Sayaka Murata’s Earthlings systematically deconstructs societal definitions of “normalcy” and morality, presenting them as the arbitrary and often illogical constructs of what the characters call the Factory. By filtering horrific events through the characters’ detached, “alien” logic, the novel confronts the possibility that society’s most cherished values and norms are no more logical than the acts of those who reject them. This deconstruction is evident in the stark contrast between how adults react to different transgressions of societal norms. Natsuki and Yuu’s sexual act is met with emotional reactions of outrage and punishment, while Natsuki’s credible claims of sexual abuse by her cram-school teacher are dismissed and reframed as her fault. Her mother accuses her of having a “filthy mind,” revealing the illogical application of societal norms and a reaction that prioritizes the preservation of a respectable façade over the actual protection of children.


The protagonists counter this inverted morality with their own consistent, albeit disturbing, logic in an attempt to transcend societal norms. Tomoya proposes committing incest not out of desire but as a clinical experiment to undo his societal “brainwashing.” He approaches this profound taboo with the dispassionate air of a scientist, stripping it of its emotional and moral weight. Later, the trio’s calm, practical decision to butcher and eat the corpses of their attackers is framed as a logical solution to their food shortage, not as a monstrous act. They analyze the situation and conclude that consuming the bodies is the most rational way to ensure their survival. Murata forces the reader to engage with this cold reasoning, highlighting the illogical nature of the revulsion such acts inspire and questioning the foundations of conventional morality.

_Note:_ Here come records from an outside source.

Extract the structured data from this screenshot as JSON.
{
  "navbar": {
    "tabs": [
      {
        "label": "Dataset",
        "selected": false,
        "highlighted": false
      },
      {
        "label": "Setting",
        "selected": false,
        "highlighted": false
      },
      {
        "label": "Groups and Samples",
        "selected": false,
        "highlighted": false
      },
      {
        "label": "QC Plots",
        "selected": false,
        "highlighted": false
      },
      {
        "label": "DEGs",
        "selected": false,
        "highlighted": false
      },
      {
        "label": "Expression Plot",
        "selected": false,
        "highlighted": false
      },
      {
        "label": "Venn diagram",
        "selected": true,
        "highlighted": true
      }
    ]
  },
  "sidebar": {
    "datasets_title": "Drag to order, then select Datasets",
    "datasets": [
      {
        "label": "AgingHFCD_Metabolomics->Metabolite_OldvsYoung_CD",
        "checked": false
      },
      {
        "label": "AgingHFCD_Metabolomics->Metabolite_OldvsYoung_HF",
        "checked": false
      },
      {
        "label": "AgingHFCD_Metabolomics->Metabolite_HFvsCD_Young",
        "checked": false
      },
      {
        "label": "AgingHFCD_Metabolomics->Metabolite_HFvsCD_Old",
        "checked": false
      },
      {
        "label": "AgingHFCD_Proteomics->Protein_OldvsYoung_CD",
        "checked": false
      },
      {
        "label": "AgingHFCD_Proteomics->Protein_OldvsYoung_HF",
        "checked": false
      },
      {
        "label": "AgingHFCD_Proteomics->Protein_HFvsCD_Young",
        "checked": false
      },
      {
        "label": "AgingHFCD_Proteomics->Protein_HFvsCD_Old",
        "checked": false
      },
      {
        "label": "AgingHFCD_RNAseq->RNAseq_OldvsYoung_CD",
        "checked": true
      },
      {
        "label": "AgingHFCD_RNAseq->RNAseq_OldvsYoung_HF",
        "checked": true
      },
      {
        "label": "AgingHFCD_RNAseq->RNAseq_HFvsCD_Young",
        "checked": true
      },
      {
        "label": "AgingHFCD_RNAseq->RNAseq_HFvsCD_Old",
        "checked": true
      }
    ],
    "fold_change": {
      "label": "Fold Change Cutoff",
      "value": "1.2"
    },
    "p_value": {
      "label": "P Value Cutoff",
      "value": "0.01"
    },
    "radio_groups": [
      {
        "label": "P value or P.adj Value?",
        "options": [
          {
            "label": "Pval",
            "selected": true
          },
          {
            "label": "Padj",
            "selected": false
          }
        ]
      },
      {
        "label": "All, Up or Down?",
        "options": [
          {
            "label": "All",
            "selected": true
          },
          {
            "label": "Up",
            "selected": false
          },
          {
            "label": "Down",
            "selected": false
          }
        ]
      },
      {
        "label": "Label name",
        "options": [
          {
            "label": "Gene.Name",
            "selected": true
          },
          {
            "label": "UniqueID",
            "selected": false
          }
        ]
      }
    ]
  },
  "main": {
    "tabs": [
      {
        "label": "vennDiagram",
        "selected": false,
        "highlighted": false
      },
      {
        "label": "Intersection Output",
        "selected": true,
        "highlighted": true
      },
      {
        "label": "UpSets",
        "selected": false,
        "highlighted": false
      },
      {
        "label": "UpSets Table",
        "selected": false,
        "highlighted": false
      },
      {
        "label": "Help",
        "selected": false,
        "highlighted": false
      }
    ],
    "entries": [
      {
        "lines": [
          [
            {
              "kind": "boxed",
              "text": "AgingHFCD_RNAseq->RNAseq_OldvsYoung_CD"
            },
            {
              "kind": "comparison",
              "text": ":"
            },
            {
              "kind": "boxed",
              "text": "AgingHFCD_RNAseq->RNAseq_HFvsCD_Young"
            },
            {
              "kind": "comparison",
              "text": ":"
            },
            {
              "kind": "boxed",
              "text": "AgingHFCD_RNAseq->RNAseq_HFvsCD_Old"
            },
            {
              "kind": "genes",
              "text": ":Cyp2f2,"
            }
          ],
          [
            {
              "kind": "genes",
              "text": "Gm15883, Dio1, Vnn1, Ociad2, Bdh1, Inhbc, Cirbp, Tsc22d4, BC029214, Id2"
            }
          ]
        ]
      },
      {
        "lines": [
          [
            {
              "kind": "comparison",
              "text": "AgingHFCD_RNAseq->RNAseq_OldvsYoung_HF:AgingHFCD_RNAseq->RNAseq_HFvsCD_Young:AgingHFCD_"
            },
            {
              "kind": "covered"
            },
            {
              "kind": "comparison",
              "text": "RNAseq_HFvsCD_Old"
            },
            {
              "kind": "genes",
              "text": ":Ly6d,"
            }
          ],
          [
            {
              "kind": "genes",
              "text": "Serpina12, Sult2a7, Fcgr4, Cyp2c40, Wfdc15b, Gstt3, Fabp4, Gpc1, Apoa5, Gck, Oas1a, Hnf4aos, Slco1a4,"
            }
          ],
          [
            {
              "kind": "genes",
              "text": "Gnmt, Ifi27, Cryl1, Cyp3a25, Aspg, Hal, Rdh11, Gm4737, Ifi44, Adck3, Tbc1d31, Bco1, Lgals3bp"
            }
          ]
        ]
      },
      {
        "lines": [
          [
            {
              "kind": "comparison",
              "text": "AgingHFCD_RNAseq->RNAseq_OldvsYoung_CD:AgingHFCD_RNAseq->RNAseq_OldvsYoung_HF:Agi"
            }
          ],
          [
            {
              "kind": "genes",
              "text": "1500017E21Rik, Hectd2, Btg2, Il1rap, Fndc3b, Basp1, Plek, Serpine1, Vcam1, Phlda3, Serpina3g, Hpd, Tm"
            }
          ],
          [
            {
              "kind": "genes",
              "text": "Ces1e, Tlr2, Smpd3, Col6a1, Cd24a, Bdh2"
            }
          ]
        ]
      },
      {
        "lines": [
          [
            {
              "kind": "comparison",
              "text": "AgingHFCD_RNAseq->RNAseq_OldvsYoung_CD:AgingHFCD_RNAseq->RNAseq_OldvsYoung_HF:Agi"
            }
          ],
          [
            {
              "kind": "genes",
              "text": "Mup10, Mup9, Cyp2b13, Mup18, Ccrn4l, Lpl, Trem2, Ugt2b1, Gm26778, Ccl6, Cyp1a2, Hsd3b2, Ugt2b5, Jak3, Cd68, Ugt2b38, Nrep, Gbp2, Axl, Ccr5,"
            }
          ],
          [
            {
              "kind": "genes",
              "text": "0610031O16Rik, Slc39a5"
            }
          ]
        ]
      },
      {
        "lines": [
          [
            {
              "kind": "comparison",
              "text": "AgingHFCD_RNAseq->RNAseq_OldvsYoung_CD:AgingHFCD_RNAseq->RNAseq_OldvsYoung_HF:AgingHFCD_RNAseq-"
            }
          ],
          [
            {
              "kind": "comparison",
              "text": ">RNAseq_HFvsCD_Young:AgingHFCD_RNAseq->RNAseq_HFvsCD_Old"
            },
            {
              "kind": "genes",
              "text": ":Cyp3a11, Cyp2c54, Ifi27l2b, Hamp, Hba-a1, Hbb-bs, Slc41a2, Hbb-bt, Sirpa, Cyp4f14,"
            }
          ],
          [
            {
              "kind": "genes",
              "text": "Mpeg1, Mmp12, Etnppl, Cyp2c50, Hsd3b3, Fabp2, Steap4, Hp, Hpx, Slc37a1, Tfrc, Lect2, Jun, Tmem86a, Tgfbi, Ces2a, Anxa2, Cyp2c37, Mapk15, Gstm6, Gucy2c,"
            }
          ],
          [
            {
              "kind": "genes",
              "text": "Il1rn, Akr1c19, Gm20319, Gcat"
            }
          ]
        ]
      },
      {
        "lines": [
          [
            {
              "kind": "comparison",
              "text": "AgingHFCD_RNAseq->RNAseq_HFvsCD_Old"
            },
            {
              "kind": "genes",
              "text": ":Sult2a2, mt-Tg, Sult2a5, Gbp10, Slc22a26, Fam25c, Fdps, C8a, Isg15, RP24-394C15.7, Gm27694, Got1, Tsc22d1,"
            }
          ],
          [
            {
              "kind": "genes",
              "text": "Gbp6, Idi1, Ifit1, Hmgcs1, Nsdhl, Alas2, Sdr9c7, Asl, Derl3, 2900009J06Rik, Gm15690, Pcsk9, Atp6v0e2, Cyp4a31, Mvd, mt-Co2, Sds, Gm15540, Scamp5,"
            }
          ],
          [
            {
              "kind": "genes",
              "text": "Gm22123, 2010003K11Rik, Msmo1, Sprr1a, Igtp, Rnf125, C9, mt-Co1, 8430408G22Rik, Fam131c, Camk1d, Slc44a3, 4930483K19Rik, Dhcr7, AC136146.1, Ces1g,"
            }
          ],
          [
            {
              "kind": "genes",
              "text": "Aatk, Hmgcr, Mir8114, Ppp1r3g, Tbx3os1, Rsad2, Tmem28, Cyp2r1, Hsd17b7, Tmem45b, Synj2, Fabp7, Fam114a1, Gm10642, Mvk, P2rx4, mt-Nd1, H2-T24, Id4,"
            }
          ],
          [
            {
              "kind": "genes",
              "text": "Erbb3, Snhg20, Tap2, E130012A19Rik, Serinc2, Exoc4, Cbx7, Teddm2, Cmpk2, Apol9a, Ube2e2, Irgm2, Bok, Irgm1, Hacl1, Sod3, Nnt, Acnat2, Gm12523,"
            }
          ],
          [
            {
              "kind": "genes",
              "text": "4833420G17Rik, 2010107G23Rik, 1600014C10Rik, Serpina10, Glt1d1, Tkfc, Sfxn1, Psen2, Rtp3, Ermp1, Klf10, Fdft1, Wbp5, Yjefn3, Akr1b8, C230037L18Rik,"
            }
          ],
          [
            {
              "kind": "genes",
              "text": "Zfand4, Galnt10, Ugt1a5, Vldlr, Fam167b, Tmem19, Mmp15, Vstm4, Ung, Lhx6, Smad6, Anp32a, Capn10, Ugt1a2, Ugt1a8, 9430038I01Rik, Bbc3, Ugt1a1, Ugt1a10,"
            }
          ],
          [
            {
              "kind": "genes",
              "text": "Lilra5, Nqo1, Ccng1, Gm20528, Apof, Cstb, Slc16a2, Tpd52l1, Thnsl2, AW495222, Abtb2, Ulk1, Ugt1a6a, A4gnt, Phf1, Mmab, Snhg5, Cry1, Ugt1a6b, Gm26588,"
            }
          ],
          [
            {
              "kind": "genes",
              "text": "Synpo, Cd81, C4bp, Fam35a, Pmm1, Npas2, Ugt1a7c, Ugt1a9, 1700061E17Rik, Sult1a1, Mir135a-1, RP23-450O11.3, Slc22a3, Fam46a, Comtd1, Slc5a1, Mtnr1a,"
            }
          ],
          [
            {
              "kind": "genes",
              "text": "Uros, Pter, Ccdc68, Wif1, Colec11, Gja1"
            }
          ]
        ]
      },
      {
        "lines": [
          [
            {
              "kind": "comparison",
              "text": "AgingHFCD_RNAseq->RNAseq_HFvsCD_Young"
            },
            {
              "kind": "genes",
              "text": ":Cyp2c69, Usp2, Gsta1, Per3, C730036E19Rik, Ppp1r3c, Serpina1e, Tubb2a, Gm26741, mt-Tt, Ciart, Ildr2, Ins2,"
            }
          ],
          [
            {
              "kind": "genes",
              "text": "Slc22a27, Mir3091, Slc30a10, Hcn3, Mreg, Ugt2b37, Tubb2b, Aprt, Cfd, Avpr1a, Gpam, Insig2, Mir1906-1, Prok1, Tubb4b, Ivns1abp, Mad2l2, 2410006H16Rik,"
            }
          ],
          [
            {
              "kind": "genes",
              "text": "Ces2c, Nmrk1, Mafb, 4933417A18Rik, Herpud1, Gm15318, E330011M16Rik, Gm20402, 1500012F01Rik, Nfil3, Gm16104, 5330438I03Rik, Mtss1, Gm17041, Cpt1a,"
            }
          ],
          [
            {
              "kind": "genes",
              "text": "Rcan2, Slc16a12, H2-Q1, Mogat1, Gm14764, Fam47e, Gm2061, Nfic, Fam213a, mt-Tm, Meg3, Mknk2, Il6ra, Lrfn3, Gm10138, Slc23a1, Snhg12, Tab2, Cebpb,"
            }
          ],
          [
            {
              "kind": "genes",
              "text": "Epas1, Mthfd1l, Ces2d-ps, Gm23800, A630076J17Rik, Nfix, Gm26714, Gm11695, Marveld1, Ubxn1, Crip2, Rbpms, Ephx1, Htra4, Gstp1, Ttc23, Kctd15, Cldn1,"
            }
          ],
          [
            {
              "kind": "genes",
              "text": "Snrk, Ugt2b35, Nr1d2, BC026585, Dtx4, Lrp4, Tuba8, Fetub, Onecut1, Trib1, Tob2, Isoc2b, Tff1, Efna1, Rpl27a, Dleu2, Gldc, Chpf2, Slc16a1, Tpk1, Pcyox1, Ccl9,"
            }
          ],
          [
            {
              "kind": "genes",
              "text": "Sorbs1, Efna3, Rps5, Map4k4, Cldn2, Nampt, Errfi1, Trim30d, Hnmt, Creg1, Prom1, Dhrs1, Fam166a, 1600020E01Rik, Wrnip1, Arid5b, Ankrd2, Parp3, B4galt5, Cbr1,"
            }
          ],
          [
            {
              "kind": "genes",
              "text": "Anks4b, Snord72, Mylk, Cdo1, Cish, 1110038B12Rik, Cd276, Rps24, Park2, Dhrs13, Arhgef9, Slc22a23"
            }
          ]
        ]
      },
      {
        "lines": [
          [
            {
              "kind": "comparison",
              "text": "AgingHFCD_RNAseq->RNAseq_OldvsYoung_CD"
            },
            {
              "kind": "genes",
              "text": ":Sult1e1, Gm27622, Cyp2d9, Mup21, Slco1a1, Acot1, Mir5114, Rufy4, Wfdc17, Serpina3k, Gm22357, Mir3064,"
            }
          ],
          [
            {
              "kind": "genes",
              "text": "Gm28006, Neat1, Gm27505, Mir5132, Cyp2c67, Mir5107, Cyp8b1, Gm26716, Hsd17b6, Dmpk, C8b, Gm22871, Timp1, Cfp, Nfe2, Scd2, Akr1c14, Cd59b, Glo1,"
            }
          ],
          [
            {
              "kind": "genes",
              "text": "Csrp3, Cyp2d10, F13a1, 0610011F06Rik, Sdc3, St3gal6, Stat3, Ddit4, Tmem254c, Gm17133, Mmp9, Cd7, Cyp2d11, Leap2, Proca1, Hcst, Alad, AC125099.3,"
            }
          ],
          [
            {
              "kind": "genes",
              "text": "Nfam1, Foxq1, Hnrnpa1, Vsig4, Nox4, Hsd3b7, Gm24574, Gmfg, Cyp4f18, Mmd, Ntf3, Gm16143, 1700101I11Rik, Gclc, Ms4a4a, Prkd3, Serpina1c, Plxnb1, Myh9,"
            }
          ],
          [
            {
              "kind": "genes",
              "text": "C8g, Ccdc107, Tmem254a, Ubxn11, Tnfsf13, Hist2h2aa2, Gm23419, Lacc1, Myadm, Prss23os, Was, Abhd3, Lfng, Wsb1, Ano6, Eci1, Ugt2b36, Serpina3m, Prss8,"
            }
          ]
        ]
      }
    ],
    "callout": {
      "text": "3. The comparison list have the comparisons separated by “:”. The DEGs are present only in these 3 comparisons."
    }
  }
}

Through this lens, the novel dismantles even the perceived sanctity of human relationships and emotions. Natsuki describes romantic love as little more than a “drug” or an “anesthetic” designed to make the painful and repellent act of mating tolerable for the sake of procreation. By using the characters’ exploration of the logic behind societal norms to strip away the sentimentality that typically surrounds societal pillars like love, marriage, and family, Murata exposes them as functional, and often oppressive, systems. The protagonists’ transgression of norms and taboos is depicted as the application of a different, but equally coherent, logic. The novel ultimately suggests that what society deems “normal” isn’t based in logic but presented as such while being based in illogical norms and emotion.